Business Etiquette

Business Card Etiquette

September 12, 2011  |     |   0 Comment

How you present and use your business card is an important part in building a professional relationship. Your business card represents you and is part of your visual communications package. It should be given to someone in such a way that it is remembered and kept by the recipient. Here are some tips to consider next time you hand out your business card, especially if you want to leave a favourable impression and see business grow:


  • Present the card with the print facing the recipient so the recipient will not have to turn it around to read it.
  • Carry cards in a card case to keep them fresh and protected such as in a handsome leather case.
  • Before attending an event, always put a supply of cards in your suit pocket for easy access. Keep them in the right pocket and place cards you receive in your left pocket.
  • Present your business card to the receptionist each time you visit a company. It helps the receptionist announce you.
  • When receiving a card, take the time to look at it because a card is representative of the person.
  • Pay attention the conversation you are having with a person who has presented their card to you. Write pertinent notes on the card later.

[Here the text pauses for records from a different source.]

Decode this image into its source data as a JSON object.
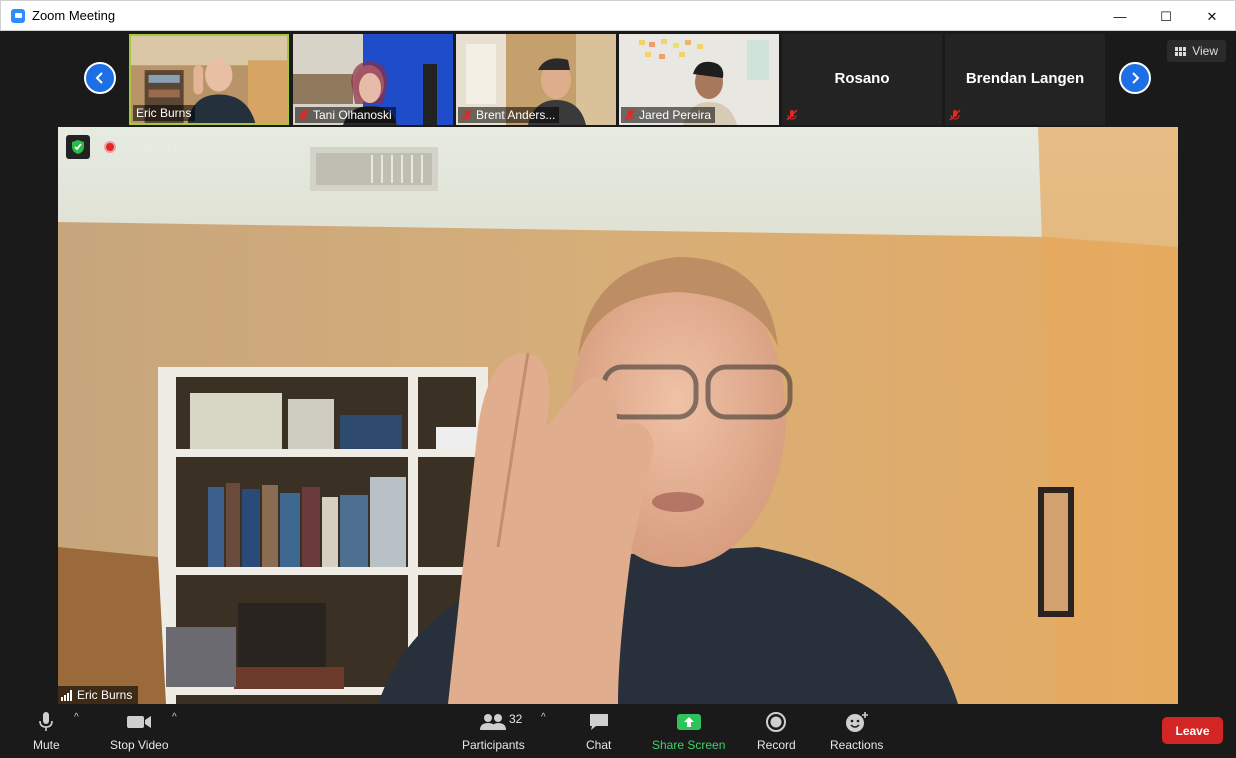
{
  "window": {
    "title": "Zoom Meeting",
    "minimize_glyph": "—",
    "maximize_glyph": "☐",
    "close_glyph": "✕"
  },
  "view_button": {
    "label": "View"
  },
  "thumbnails": [
    {
      "name": "Eric Burns",
      "muted": false,
      "active": true
    },
    {
      "name": "Tani Olhanoski",
      "muted": true
    },
    {
      "name": "Brent Anders...",
      "muted": true
    },
    {
      "name": "Jared Pereira",
      "muted": true
    },
    {
      "name": "Rosano",
      "muted": true,
      "video": false
    },
    {
      "name": "Brendan Langen",
      "muted": true,
      "video": false
    }
  ],
  "main_video": {
    "speaker_name": "Eric Burns",
    "recording_label": "Recording..."
  },
  "toolbar": {
    "mute_label": "Mute",
    "stop_video_label": "Stop Video",
    "participants_label": "Participants",
    "participants_count": "32",
    "chat_label": "Chat",
    "share_screen_label": "Share Screen",
    "record_label": "Record",
    "reactions_label": "Reactions",
    "leave_label": "Leave",
    "caret_glyph": "^"
  },
  "colors": {
    "accent_blue": "#1d6fe6",
    "share_green": "#3fd16b",
    "leave_red": "#d42525",
    "active_speaker_border": "#a6c83a"
  }
}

  • Don’t give out a business card that is defective, out of date, or soiled.
  • Never produce a card during a private luncheon or dinner where you run the risk of your host seeing the exchange.
  • Don’t pass out your cards like flyers. Handing your card out indiscriminately will make you appear pushy and unprofessional.
  • Don’t force your card on anyone.
  • Don’t offer your card too early in a conversation. Wait to see if there is a good business connection first.
  • Junior executives don’t give or request cards from senior executives. Let the senior executive request your card, and only then should you present it.
  • Carry business cards in the evening at social events in case a good business contact presents itself. But be very careful, especially in a private home. If cards are exchanged, both parties should be very discreet.
  • Don’t leave a person’s card on the table. Take the card with you and dispose of it at your home or office if you are not interested.